The show is set in a Mexican boarding house “at the end of a dusty road” during the 1940s, according to Lookinglass. Bayless will play a chef who tries to seduce a woman with no appetite by filling her heart with food. Supporting players are to include a tightrope-walking sous chef and a comedic maitre d'. Bayless is credited with co-authorship.
"Food will be a leading character," said Bayless, "that will speak to audiences by flavor and texture."
For many hungry Bayless fans, the most immediate question will be, does one get to eat during the show? Or is that all reserved for the woman with no appetite?

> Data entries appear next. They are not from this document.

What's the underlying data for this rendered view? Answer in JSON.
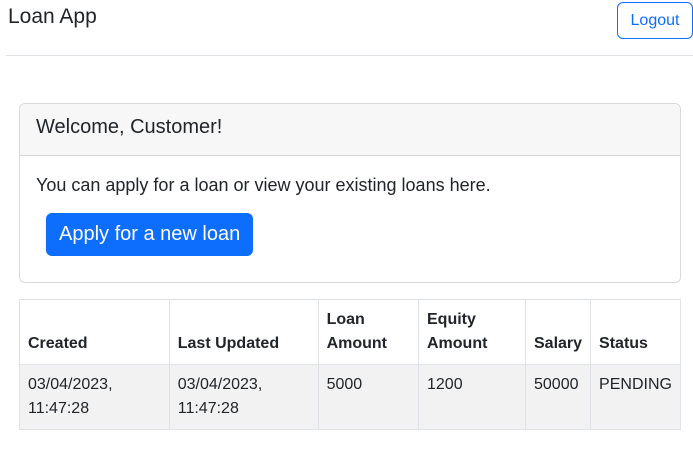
{
  "navbar": {
    "brand": "Loan App",
    "logout_label": "Logout"
  },
  "welcome_card": {
    "header": "Welcome, Customer!",
    "text": "You can apply for a loan or view your existing loans here.",
    "apply_label": "Apply for a new loan"
  },
  "loans_table": {
    "headers": [
      "Created",
      "Last Updated",
      "Loan Amount",
      "Equity Amount",
      "Salary",
      "Status"
    ],
    "rows": [
      [
        "03/04/2023, 11:47:28",
        "03/04/2023, 11:47:28",
        "5000",
        "1200",
        "50000",
        "PENDING"
      ]
    ]
  },
  "colors": {
    "primary": "#0d6efd",
    "border": "#dee2e6",
    "row_bg": "#f2f2f2"
  }
}
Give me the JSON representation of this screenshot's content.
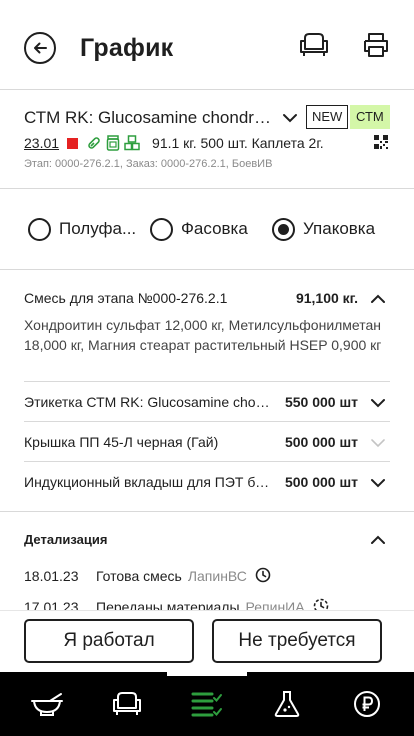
{
  "header": {
    "title": "График",
    "icons": [
      "back-arrow-icon",
      "armchair-icon",
      "printer-icon"
    ]
  },
  "product": {
    "name": "СТМ RK: Glucosamine chondroitin MSM",
    "badge_new": "NEW",
    "badge_ctm": "СТМ",
    "date": "23.01",
    "meta": "91.1 кг. 500 шт. Каплета 2г.",
    "info": "Этап: 0000-276.2.1, Заказ: 0000-276.2.1, БоевИВ",
    "colors": {
      "red_marker": "#e52222",
      "green_icons": "#2e9e3e",
      "badge_ctm_bg": "#d4f7a8"
    }
  },
  "stages": {
    "options": [
      {
        "label": "Полуфа...",
        "selected": false
      },
      {
        "label": "Фасовка",
        "selected": false
      },
      {
        "label": "Упаковка",
        "selected": true
      }
    ]
  },
  "mix": {
    "title": "Смесь для этапа №000-276.2.1",
    "amount": "91,100 кг.",
    "description": "Хондроитин сульфат 12,000 кг, Метилсульфонилметан 18,000 кг, Магния стеарат растительный HSEP 0,900 кг"
  },
  "materials": [
    {
      "name": "Этикетка СТМ RK: Glucosamine chondroitin",
      "qty": "550 000 шт",
      "chevron": "dark"
    },
    {
      "name": "Крышка ПП 45-Л черная (Гай)",
      "qty": "500 000 шт",
      "chevron": "light"
    },
    {
      "name": "Индукционный вкладыш для ПЭТ банок",
      "qty": "500 000 шт",
      "chevron": "dark"
    }
  ],
  "details": {
    "title": "Детализация",
    "rows": [
      {
        "date": "18.01.23",
        "event": "Готова смесь",
        "user": "ЛапинВС"
      },
      {
        "date": "17.01.23",
        "event": "Переданы материалы",
        "user": "РепинИА"
      }
    ]
  },
  "actions": {
    "worked": "Я работал",
    "not_required": "Не требуется"
  },
  "tabbar": {
    "tabs": [
      "bowl-icon",
      "armchair-icon",
      "checklist-icon",
      "flask-icon",
      "ruble-icon"
    ],
    "active_index": 2,
    "active_color": "#2e9e3e"
  }
}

You most certainly do get to eat. Ticket prices, which run from $180-$205, will include a three-course meal, hors d’oeuvres and non-alcoholic beverages. Anticipating high demand, Lookingglass said it has reserved the right to increase those prices as tickets became scarce. Capacity will be 150 people a night. (More information at lookingglasstheatre.org/cascabel.) In the meantime, the theater is restricting immediate sales to subscribers for its 2011-12 season, which begins at the Water Tower Water Works, 821 N. Michigan Ave., with “The Great Fire” in about a week. Subscribers will be able to buy tickets to "Cascabel" on Tuesday.
The food for “Cascabel” will be prepared at Bayless' Frontera Grill and then brought to the nearby theater — where the chef presumably will have plenty to do.
In Chicago, celebrity chefs are increasingly turning to the theater and theatrical settings for their food. With the opening of his Next Restaurant, the chef Grant Achatz introduced a number of theatrical concepts to the restaurant business, including selling tickets rather than taking reservations, setting a room to match the menu, costuming waitstaff and cooking to reflect a specific and exotic time and place.
But Bayless is arguably going one step further, putting himself and his food at the heart of a full-on show, acrobatics and all.